Don’t panic if you hate it or it doesn’t look right!  My experience with this homemade chalk paint has been that if I painted a piece of furniture and decided right after the whole thing was painted that I hated the color or the way the paint looked, immediately get a wet wash cloth and wipe it all back off.  You might get some paint stuck in the grain of the wood BUT if you’re going to paint it again, no worries.

How To, DIY, Do It Yourself, Make it yourself, Homemade, home made, How To Saturdays, Chalk Paint Recipe

Things to know about this Chalk Paint recipe

-This paint is not going to give you a flawless, smooth finish.  If you are looking for a good paint to create a vintage/antique/old look. This is a fantastic choice.

-This paint has a shelf life and will not last forever so make only what you plan to use.

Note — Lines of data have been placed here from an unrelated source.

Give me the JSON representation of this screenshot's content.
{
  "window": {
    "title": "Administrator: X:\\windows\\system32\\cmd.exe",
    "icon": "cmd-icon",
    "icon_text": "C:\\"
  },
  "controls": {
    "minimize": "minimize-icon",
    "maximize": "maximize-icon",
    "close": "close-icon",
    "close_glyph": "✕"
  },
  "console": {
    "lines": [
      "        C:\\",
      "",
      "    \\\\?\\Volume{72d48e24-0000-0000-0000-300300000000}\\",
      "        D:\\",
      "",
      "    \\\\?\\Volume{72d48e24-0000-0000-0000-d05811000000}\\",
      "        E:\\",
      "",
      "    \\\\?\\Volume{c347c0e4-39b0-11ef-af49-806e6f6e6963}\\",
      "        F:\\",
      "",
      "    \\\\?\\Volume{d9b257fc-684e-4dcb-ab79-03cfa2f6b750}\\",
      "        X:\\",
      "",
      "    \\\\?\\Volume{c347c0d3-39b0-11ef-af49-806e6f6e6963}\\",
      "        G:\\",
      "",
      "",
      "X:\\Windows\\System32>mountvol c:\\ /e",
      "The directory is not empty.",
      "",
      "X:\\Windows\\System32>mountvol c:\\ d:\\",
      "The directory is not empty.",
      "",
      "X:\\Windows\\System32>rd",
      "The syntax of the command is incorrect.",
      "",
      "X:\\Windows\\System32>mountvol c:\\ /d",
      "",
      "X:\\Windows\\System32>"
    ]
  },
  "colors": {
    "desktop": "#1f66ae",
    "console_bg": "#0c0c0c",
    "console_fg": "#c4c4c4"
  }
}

– The Plaster of Paris will cause the paint to thicken over time and you will wind up with clumps in your paint.  This is not a bad thing either- when the clumps are on your brush and added to the paint layer and is later sanded, you wind up with a really neat look/effect/texture

-If your paint thickens up it is perfect for other paint jobs such as adding typography/designs or stenciling.

-Wear clothes you don’t mind ruining- this paint will not be coming out of your clothes.

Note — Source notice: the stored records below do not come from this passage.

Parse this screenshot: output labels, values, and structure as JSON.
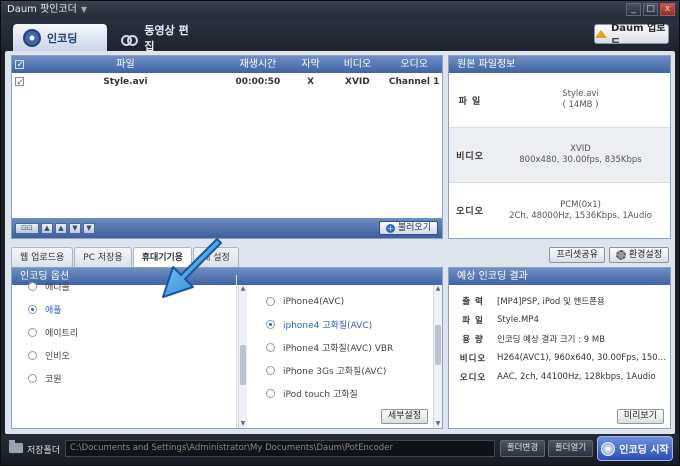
{
  "window": {
    "title": "Daum 팟인코더",
    "min": "_",
    "max": "□",
    "close": "x"
  },
  "topbar": {
    "tabs": [
      {
        "label": "인코딩"
      },
      {
        "label": "동영상 편집"
      }
    ],
    "upload_label": "Daum 업로드"
  },
  "filetable": {
    "headers": [
      "파일",
      "재생시간",
      "자막",
      "비디오",
      "오디오"
    ],
    "rows": [
      {
        "file": "Style.avi",
        "duration": "00:00:50",
        "subtitle": "X",
        "video": "XVID",
        "audio": "Channel 1"
      }
    ],
    "footer_buttons": [
      "⊡⊡",
      "▲",
      "▲",
      "▼",
      "▼"
    ],
    "add_label": "불러오기",
    "add_icon": "+"
  },
  "sourceinfo": {
    "title": "원본 파일정보",
    "rows": [
      {
        "label": "파 일",
        "lines": [
          "Style.avi",
          "( 14MB )"
        ]
      },
      {
        "label": "비디오",
        "lines": [
          "XVID",
          "800x480, 30.00fps, 835Kbps"
        ]
      },
      {
        "label": "오디오",
        "lines": [
          "PCM(0x1)",
          "2Ch, 48000Hz, 1536Kbps, 1Audio"
        ]
      }
    ]
  },
  "subtabs": [
    {
      "label": "웹 업로드용"
    },
    {
      "label": "PC 저장용"
    },
    {
      "label": "휴대기기용"
    },
    {
      "label": "내 설정"
    }
  ],
  "rightbuttons": {
    "preset": "프리셋공유",
    "settings": "환경설정"
  },
  "options": {
    "title": "인코딩 옵션",
    "left_items": [
      {
        "label": "애니콜",
        "selected": false
      },
      {
        "label": "애플",
        "selected": true
      },
      {
        "label": "에이트리",
        "selected": false
      },
      {
        "label": "인비오",
        "selected": false
      },
      {
        "label": "코원",
        "selected": false
      }
    ],
    "right_items": [
      {
        "label": "iPhone4(AVC)",
        "selected": false
      },
      {
        "label": "iphone4 고화질(AVC)",
        "selected": true
      },
      {
        "label": "iPhone4 고화질(AVC) VBR",
        "selected": false
      },
      {
        "label": "iPhone 3Gs 고화질(AVC)",
        "selected": false
      },
      {
        "label": "iPod touch 고화질",
        "selected": false
      }
    ],
    "detail_label": "세부설정"
  },
  "result": {
    "title": "예상 인코딩 결과",
    "rows": [
      {
        "label": "출 력",
        "value": "[MP4]PSP, iPod 및 핸드폰용"
      },
      {
        "label": "파 일",
        "value": "Style.MP4"
      },
      {
        "label": "용 량",
        "value": "인코딩 예상 결과 크기 : 9 MB"
      },
      {
        "label": "비디오",
        "value": "H264(AVC1), 960x640, 30.00Fps, 150..."
      },
      {
        "label": "오디오",
        "value": "AAC, 2ch, 44100Hz, 128kbps, 1Audio"
      }
    ],
    "preview_label": "미리보기"
  },
  "bottombar": {
    "save_label": "저장폴더",
    "path": "C:\\Documents and Settings\\Administrator\\My Documents\\Daum\\PotEncoder",
    "change_label": "폴더변경",
    "open_label": "폴더열기",
    "start_label": "인코딩 시작"
  },
  "colors": {
    "accent": "#2f63c5",
    "header": "#4f70ad",
    "arrow": "#3a9ae0"
  }
}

Don’t hesitate to contact me by way of a direct email at  or leave a comment below with your questions or concerns!

Try it out!

When you try it, let me know how it goes! Leave a comment about your experience, your opinion of homemade chalk paint, how it compares to the Annie Sloan Chalk Paint, and/or email a picture of your project!


  1. Judy Bales
    Judy BalesReply
    January 29, 2015 at 2:12 pm

    Hi Brenadette
    I have been going back and forth as to using either chalk or milk paint and then could not decide on the color! By the time everything is purchased from MMS the cost would be over $50.00. Thank you for sending the recipe for chalk paint! Also, do you use any wax over the paint?

    • bernadette
      January 29, 2015 at 7:23 pm

      So, as scandalized as I was about the costs of brand name chalk paint, I do have to say that I love Miss Mustard Seed’s Milk Paint- I love her colors and I especially love the all natural elements. That being said, depending on what your budget is, both chalk paint and milk paint can get very expensive really fast. As for wax, I use a mostly all natural version of clear wax. The deciding factor was my dog of all things. He was my barometer for which wax would work based on odor. Some “all natural” waxes were so downright stinky that he plastered himself to the far corner of the house. It wasn’t fair to him and you wouldn’t believe how long that piece of furniture off gassed before finally, finally toning down to being bearable. Thanks!

  2. Sandy
    January 29, 2015 at 3:27 pm

    Great info! Do you know how long the stored paint will last? Hours or days? Also, can you make it thicker for more coverage?

    • bernadette
      January 29, 2015 at 7:10 pm

      Hey there and thank you for feedback that led to this inspiration! So, great questions! I would say the paint would last around a week before starting to thicken up. If you need the paint to be thicker, you can make a little more Plaster of Paris than what the recipe calls for. Thanks, Lady!